Question

Dimensions of electrical resistance are:
$\text{A}\text{. }\left[M{L}^2{T}^{-3}{A}^{-1}\right]$
$\text{B}\text{. }\left[M{L}^2{T}^{-3}{A}^{-2}\right]$
$\text{C}\text{. }\left[M{L}^3{T}^{-3}{A}^{-2}\right]$
$\text{D}\text{. }\left[M{L}^2{T}^3{A}^2\right]$

Answer 1

Hint: According to Ohm’s law, V = iR, where V is potential difference, i is current and R is resistance. Hence, $R={\displaystyle \frac{V}{i}}$. Use this formula to find the dimensional formula of R. V is work done per unit charge.

Formula used:
V = iR
$\left[W\right]=\left[M{L}^2{T}^{-2}\right]$
[q] = [AT]

Complete step by step answer:
Electrical resistance of a given substance is the ability of the substance to resist the flow of electrons or charges when a potential difference is created across the substance.
The flow of charges per unit time is called current in the circuit.

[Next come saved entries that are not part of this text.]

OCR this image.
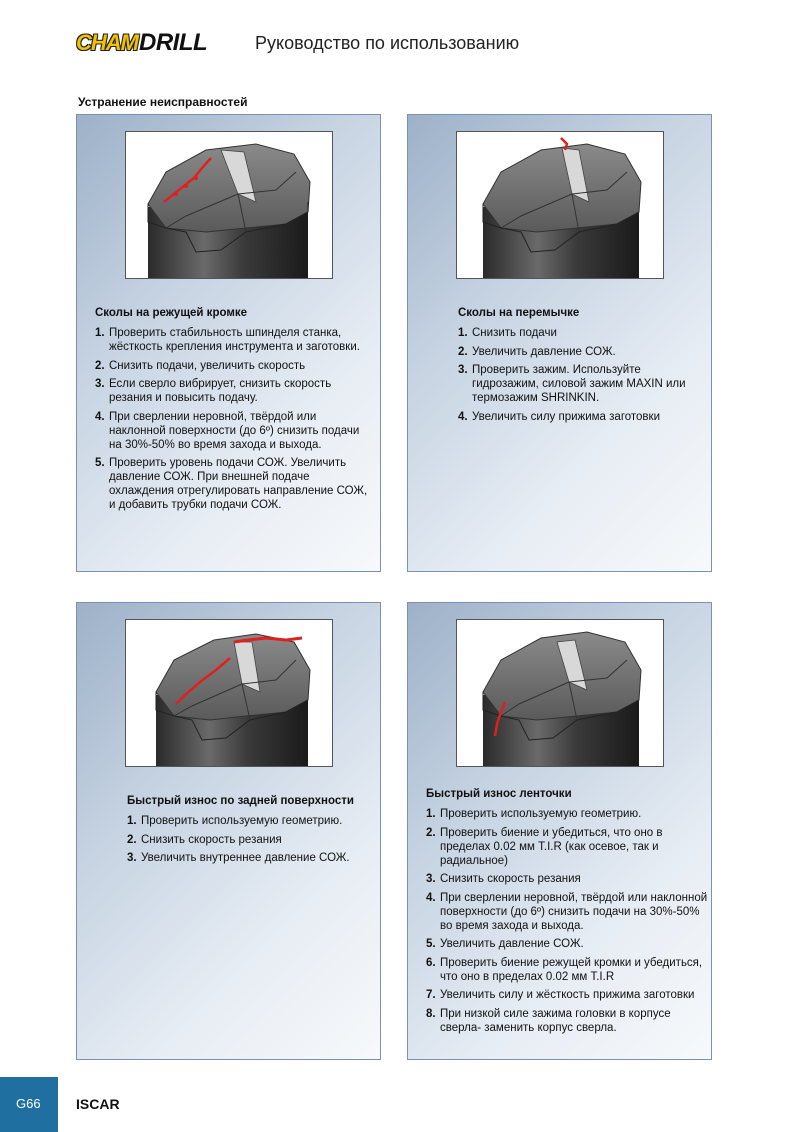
CHAM DRILL	Руководство по использованию
Устранение неисправностей
Сколы на режущей кромке
1. Проверить стабильность шпинделя станка, жёсткость крепления инструмента и заготовки.
2. Снизить подачи, увеличить скорость
3. Если сверло вибрирует, снизить скорость резания и повысить подачу.
4. При сверлении неровной, твёрдой или наклонной поверхности (до 6º) снизить подачи на 30%-50% во время захода и выхода.
5. Проверить уровень подачи СОЖ. Увеличить давление СОЖ. При внешней подаче охлаждения отрегулировать направление СОЖ, и добавить трубки подачи СОЖ.
Сколы на перемычке
1. Снизить подачи
2. Увеличить давление СОЖ.
3. Проверить зажим. Используйте гидрозажим, силовой зажим MAXIN или термозажим SHRINKIN.
4. Увеличить силу прижима заготовки
Быстрый износ по задней поверхности
1. Проверить используемую геометрию.
2. Снизить скорость резания
3. Увеличить внутреннее давление СОЖ.
Быстрый износ ленточки
1. Проверить используемую геометрию.
2. Проверить биение и убедиться, что оно в пределах 0.02 мм T.I.R (как осевое, так и радиальное)
3. Снизить скорость резания
4. При сверлении неровной, твёрдой или наклонной поверхности (до 6º) снизить подачи на 30%-50% во время захода и выхода.
5. Увеличить давление СОЖ.
6. Проверить биение режущей кромки и убедиться, что оно в пределах 0.02 мм T.I.R
7. Увеличить силу и жёсткость прижима заготовки
8. При низкой силе зажима головки в корпусе сверла- заменить корпус сверла.
G66	ISCAR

Suppose a conductor with a resistance of R is connected across a cell of emf V. This cell will create a potential difference V across the conductor. Due to the potential difference there will be current in the circuit. Let the current in the circuit be i.
According to Ohm’s law, V = iR.
Hence, we get that
$R={\displaystyle \frac{V}{i}}$.
Hence, the dimensional formula of resistance will be equal to the ratio of dimensional formulas of potential difference to current. $\left[R\right]={\displaystyle \frac{\left[V\right]}{\left[i\right]}}$ …. (i).
Therefore, let us find the dimensional formula of V and i.

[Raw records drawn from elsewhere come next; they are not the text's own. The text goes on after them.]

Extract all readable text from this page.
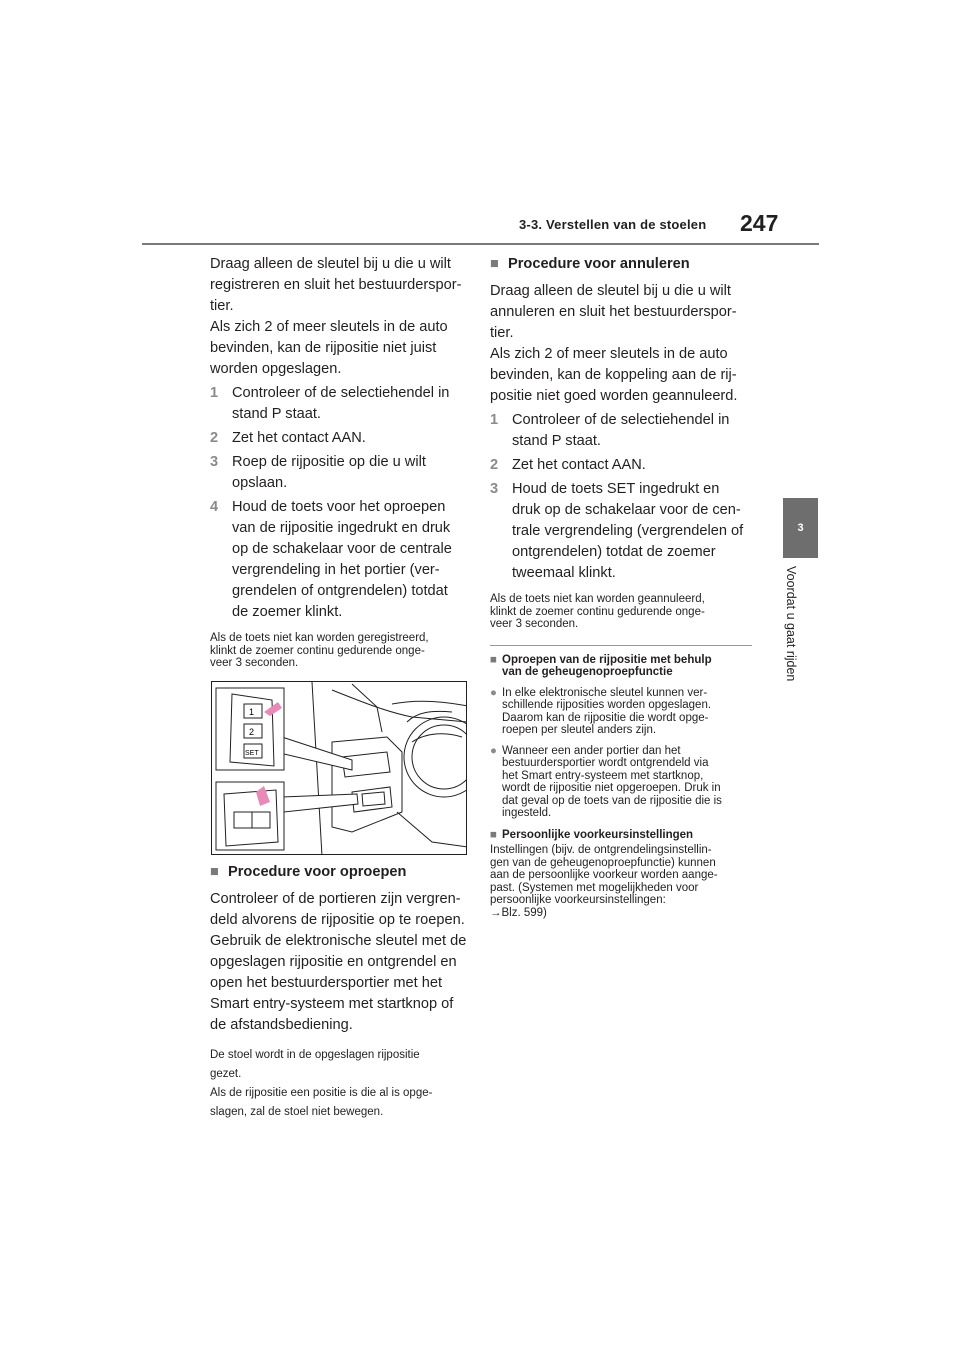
3-3. Verstellen van de stoelen 247
3
Voordat u gaat rijden

Draag alleen de sleutel bij u die u wilt

registreren en sluit het bestuurderspor-

tier.

Als zich 2 of meer sleutels in de auto

bevinden, kan de rijpositie niet juist

worden opgeslagen.

1 Controleer of de selectiehendel in
stand P staat.
2 Zet het contact AAN.
3 Roep de rijpositie op die u wilt
opslaan.
4 Houd de toets voor het oproepen
van de rijpositie ingedrukt en druk
op de schakelaar voor de centrale
vergrendeling in het portier (ver-
grendelen of ontgrendelen) totdat
de zoemer klinkt.
Als de toets niet kan worden geregistreerd,
klinkt de zoemer continu gedurende onge-
veer 3 seconden.
1
2
SET
■ Procedure voor oproepen

Controleer of de portieren zijn vergren-

deld alvorens de rijpositie op te roepen.

Gebruik de elektronische sleutel met de

opgeslagen rijpositie en ontgrendel en

open het bestuurdersportier met het

Smart entry-systeem met startknop of

de afstandsbediening.

De stoel wordt in de opgeslagen rijpositie
gezet.
Als de rijpositie een positie is die al is opge-
slagen, zal de stoel niet bewegen.
■ Procedure voor annuleren

Draag alleen de sleutel bij u die u wilt

annuleren en sluit het bestuurderspor-

tier.

Als zich 2 of meer sleutels in de auto

bevinden, kan de koppeling aan de rij-

positie niet goed worden geannuleerd.

1 Controleer of de selectiehendel in
stand P staat.
2 Zet het contact AAN.
3 Houd de toets SET ingedrukt en
druk op de schakelaar voor de cen-
trale vergrendeling (vergrendelen of
ontgrendelen) totdat de zoemer
tweemaal klinkt.
Als de toets niet kan worden geannuleerd,
klinkt de zoemer continu gedurende onge-
veer 3 seconden.
■ Oproepen van de rijpositie met behulp
van de geheugenoproepfunctie
● In elke elektronische sleutel kunnen ver-
schillende rijposities worden opgeslagen.
Daarom kan de rijpositie die wordt opge-
roepen per sleutel anders zijn.
● Wanneer een ander portier dan het
bestuurdersportier wordt ontgrendeld via
het Smart entry-systeem met startknop,
wordt de rijpositie niet opgeroepen. Druk in
dat geval op de toets van de rijpositie die is
ingesteld.
■ Persoonlijke voorkeursinstellingen
Instellingen (bijv. de ontgrendelingsinstellin-
gen van de geheugenoproepfunctie) kunnen
aan de persoonlijke voorkeur worden aange-
past. (Systemen met mogelijkheden voor
persoonlijke voorkeursinstellingen:
→Blz. 599)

Potential difference is equal to the work done per unit charge.
The dimensional formulas of work done is $\left[W\right]=\left[M{L}^2{T}^{-2}\right]$.
The dimensional formula of charge is [q] = [AT].
Hence, the dimensional formula of potential difference is $\left[V\right]={\displaystyle \frac{\left[W\right]}{\left[q\right]}}={\displaystyle \frac{\left[M{L}^2{T}^{-2}\right]}{\left[AT\right]}}=\left[M{L}^2{T}^{-3}{A}^{-1}\right]$.
The dimensional formula of current is [A].

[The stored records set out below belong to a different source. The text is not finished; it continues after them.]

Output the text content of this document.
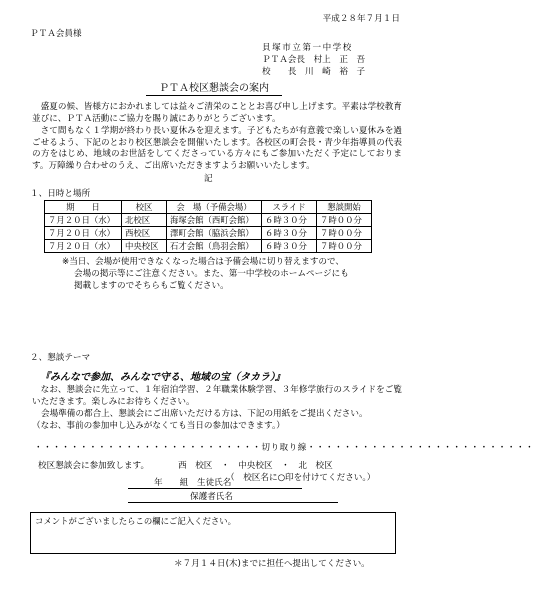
平成２８年７月１日
ＰＴＡ会員様
貝塚市立第一中学校
ＰＴＡ会長　村上　正　吾
校　　長　川　崎　裕　子
ＰＴＡ校区懇談会の案内
盛夏の候、皆様方におかれましては益々ご清栄のこととお喜び申し上げます。平素は学校教育並びに、ＰＴＡ活動にご協力を賜り誠にありがとうございます。
さて間もなく１学期が終わり長い夏休みを迎えます。子どもたちが有意義で楽しい夏休みを過ごせるよう、下記のとおり校区懇談会を開催いたします。各校区の町会長・青少年指導員の代表の方をはじめ、地域のお世話をしてくださっている方々にもご参加いただく予定にしております。万障繰り合わせのうえ、ご出席いただきますようお願いいたします。
記
１、日時と場所
期　　日	校区	会　場（予備会場）	スライド	懇談開始
７月２０日（水）	北校区	海塚会館（西町会館）	６時３０分	７時００分
７月２０日（水）	西校区	澤町会館（脇浜会館）	６時３０分	７時００分
７月２０日（水）	中央校区	石才会館（鳥羽会館）	６時３０分	７時００分
※当日、会場が使用できなくなった場合は予備会場に切り替えますので、
会場の掲示等にご注意ください。また、第一中学校のホームページにも
掲載しますのでそちらもご覧ください。
２、懇談テーマ
『みんなで参加、みんなで守る、地域の宝（タカラ）』
なお、懇談会に先立って、１年宿泊学習、２年職業体験学習、３年修学旅行のスライドをご覧いただきます。楽しみにお待ちください。
会場準備の都合上、懇談会にご出席いただける方は、下記の用紙をご提出ください。
（なお、事前の参加申し込みがなくても当日の参加はできます。）
・・・・・・・・・・・・・・・・・・・・・・・・・切り取り線・・・・・・・・・・・・・・・・・・・・・・・・・
校区懇談会に参加致します。	西　校区　・　中央校区　・　北　校区
（　校区名に○印を付けてください。）
年　　組　生徒氏名
保護者氏名
コメントがございましたらこの欄にご記入ください。
＊７月１４日(木)までに担任へ提出してください。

Substitute the dimensional formulas of potential difference and current in equation (i).
$\left[R\right]={\displaystyle \frac{\left[M{L}^2{T}^{-3}{A}^{-1}\right]}{\left[A\right]}}=\left[M{L}^2{T}^{-3}{A}^{-2}\right]$.
Hence, the correct answer is option B.

Note:
We can also use the units of the quantities for finding the dimensional formula of resistances.
The unit of work is $kg{m}^2{s}^{-2}$.
The unit of charge is As.
Therefore, the unit of potential difference is $kg{m}^2{s}^{-3}{A}^{-1}$.
The unit of current is A.
Hence,the unit of resistance is ${\displaystyle \frac{kg{m}^2{s}^{-3}{A}^{-1}}{A}}=kg{m}^2{s}^{-3}{A}^{-2}$.
The dimensions of units kg, m, s and A are M, L, T and A.
Hence, the dimensions of resistance are $\left[M{L}^2{T}^{-3}{A}^{-2}\right]$.